🤖 AI Summary
To address geometric drift and temporal inconsistency in 4D Gaussian Splatting (4DGS) reconstruction for dynamic endoscopic scenes, this paper proposes a jointly trained geometrically guided and temporally aware framework. Methodologically, it introduces confidence-gated monocular depth distillation as a strong geometric prior; designs XYZT spatiotemporal embeddings and screw-motion parameterization to jointly model rigid and non-rigid deformations; and integrates keyframe constraints with streaming optimization, alongside scale-invariant depth loss, depth gradient regularization, and soft warm-up scheduling. Evaluated on EndoNeRF and StereoMIS-P1, the method achieves state-of-the-art monocular 4D reconstruction performance—significantly improving geometric accuracy and long-sequence temporal coherence while maintaining efficient inference.
📝 Abstract
Endoscopic (endo) video exhibits strong view-dependent effects such as specularities, wet reflections, and occlusions.
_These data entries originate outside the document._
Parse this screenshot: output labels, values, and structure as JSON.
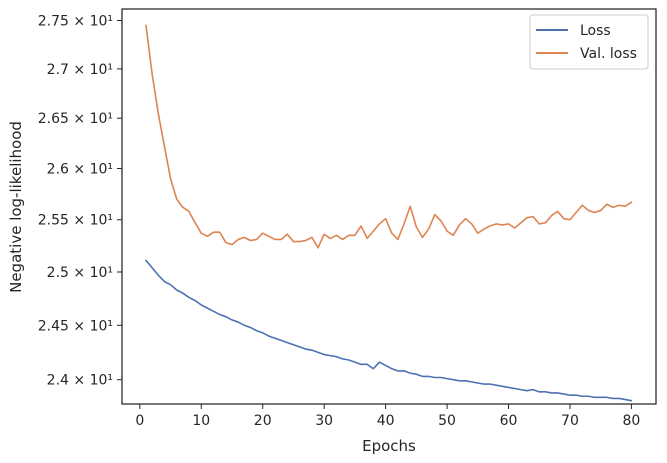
{
  "chart_data": {
    "type": "line",
    "xlabel": "Epochs",
    "ylabel": "Negative log-likelihood",
    "xlim": [
      -2.9,
      84.0
    ],
    "ylim": [
      23.78,
      27.62
    ],
    "y_scale": "log",
    "grid": false,
    "legend_position": "top-right",
    "x_ticks": [
      0,
      10,
      20,
      30,
      40,
      50,
      60,
      70,
      80
    ],
    "x_tick_labels": [
      "0",
      "10",
      "20",
      "30",
      "40",
      "50",
      "60",
      "70",
      "80"
    ],
    "y_ticks": [
      24.0,
      24.5,
      25.0,
      25.5,
      26.0,
      26.5,
      27.0,
      27.5
    ],
    "y_tick_labels": [
      "2.4 × 10¹",
      "2.45 × 10¹",
      "2.5 × 10¹",
      "2.55 × 10¹",
      "2.6 × 10¹",
      "2.65 × 10¹",
      "2.7 × 10¹",
      "2.75 × 10¹"
    ],
    "series": [
      {
        "name": "Loss",
        "color": "#4c72b0",
        "x": [
          1,
          2,
          3,
          4,
          5,
          6,
          7,
          8,
          9,
          10,
          11,
          12,
          13,
          14,
          15,
          16,
          17,
          18,
          19,
          20,
          21,
          22,
          23,
          24,
          25,
          26,
          27,
          28,
          29,
          30,
          31,
          32,
          33,
          34,
          35,
          36,
          37,
          38,
          39,
          40,
          41,
          42,
          43,
          44,
          45,
          46,
          47,
          48,
          49,
          50,
          51,
          52,
          53,
          54,
          55,
          56,
          57,
          58,
          59,
          60,
          61,
          62,
          63,
          64,
          65,
          66,
          67,
          68,
          69,
          70,
          71,
          72,
          73,
          74,
          75,
          76,
          77,
          78,
          79,
          80
        ],
        "values": [
          25.11,
          25.04,
          24.97,
          24.91,
          24.88,
          24.83,
          24.8,
          24.76,
          24.73,
          24.69,
          24.66,
          24.63,
          24.6,
          24.58,
          24.55,
          24.53,
          24.5,
          24.48,
          24.45,
          24.43,
          24.4,
          24.38,
          24.36,
          24.34,
          24.32,
          24.3,
          24.28,
          24.27,
          24.25,
          24.23,
          24.22,
          24.21,
          24.19,
          24.18,
          24.16,
          24.14,
          24.14,
          24.1,
          24.16,
          24.13,
          24.1,
          24.08,
          24.08,
          24.06,
          24.05,
          24.03,
          24.03,
          24.02,
          24.02,
          24.01,
          24.0,
          23.99,
          23.99,
          23.98,
          23.97,
          23.96,
          23.96,
          23.95,
          23.94,
          23.93,
          23.92,
          23.91,
          23.9,
          23.91,
          23.89,
          23.89,
          23.88,
          23.88,
          23.87,
          23.86,
          23.86,
          23.85,
          23.85,
          23.84,
          23.84,
          23.84,
          23.83,
          23.83,
          23.82,
          23.81
        ]
      },
      {
        "name": "Val. loss",
        "color": "#dd8452",
        "x": [
          1,
          2,
          3,
          4,
          5,
          6,
          7,
          8,
          9,
          10,
          11,
          12,
          13,
          14,
          15,
          16,
          17,
          18,
          19,
          20,
          21,
          22,
          23,
          24,
          25,
          26,
          27,
          28,
          29,
          30,
          31,
          32,
          33,
          34,
          35,
          36,
          37,
          38,
          39,
          40,
          41,
          42,
          43,
          44,
          45,
          46,
          47,
          48,
          49,
          50,
          51,
          52,
          53,
          54,
          55,
          56,
          57,
          58,
          59,
          60,
          61,
          62,
          63,
          64,
          65,
          66,
          67,
          68,
          69,
          70,
          71,
          72,
          73,
          74,
          75,
          76,
          77,
          78,
          79,
          80
        ],
        "values": [
          27.45,
          26.95,
          26.55,
          26.22,
          25.9,
          25.7,
          25.62,
          25.58,
          25.47,
          25.37,
          25.34,
          25.38,
          25.38,
          25.28,
          25.26,
          25.31,
          25.33,
          25.3,
          25.31,
          25.37,
          25.34,
          25.31,
          25.31,
          25.36,
          25.29,
          25.29,
          25.3,
          25.33,
          25.23,
          25.36,
          25.32,
          25.35,
          25.31,
          25.35,
          25.35,
          25.44,
          25.32,
          25.39,
          25.46,
          25.51,
          25.37,
          25.31,
          25.46,
          25.63,
          25.43,
          25.33,
          25.41,
          25.55,
          25.49,
          25.39,
          25.35,
          25.45,
          25.51,
          25.46,
          25.37,
          25.41,
          25.44,
          25.46,
          25.45,
          25.46,
          25.42,
          25.47,
          25.52,
          25.53,
          25.46,
          25.47,
          25.54,
          25.58,
          25.51,
          25.5,
          25.57,
          25.64,
          25.59,
          25.57,
          25.59,
          25.65,
          25.62,
          25.64,
          25.63,
          25.67
        ]
      }
    ]
  }
}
Pure photometric supervision misaligns with geometry and triggers early geometric drift, where erroneous shapes are reinforced during densification and become hard to correct. We ask how to anchor geometry early for 4D Gaussian splatting (4DGS) while maintaining temporal consistency and efficiency in dynamic endoscopic scenes. Thus, we present Endo-G$^{2}$T, a geometry-guided and temporally aware training scheme for time-embedded 4DGS. First, geo-guided prior distillation converts confidence-gated monocular depth into supervision with scale-invariant depth and depth-gradient losses, using a warm-up-to-cap schedule to inject priors softly and avoid early overfitting. Second, a time-embedded Gaussian field represents dynamics in XYZT with a rotor-like rotation parameterization, yielding temporally coherent geometry with lightweight regularization that favors smooth motion and crisp opacity boundaries. Third, keyframe-constrained streaming improves efficiency and long-horizon stability through keyframe-focused optimization under a max-points budget, while non-keyframes advance with lightweight updates. Across EndoNeRF and StereoMIS-P1 datasets, Endo-G$^{2}$T achieves state-of-the-art results among monocular reconstruction baselines.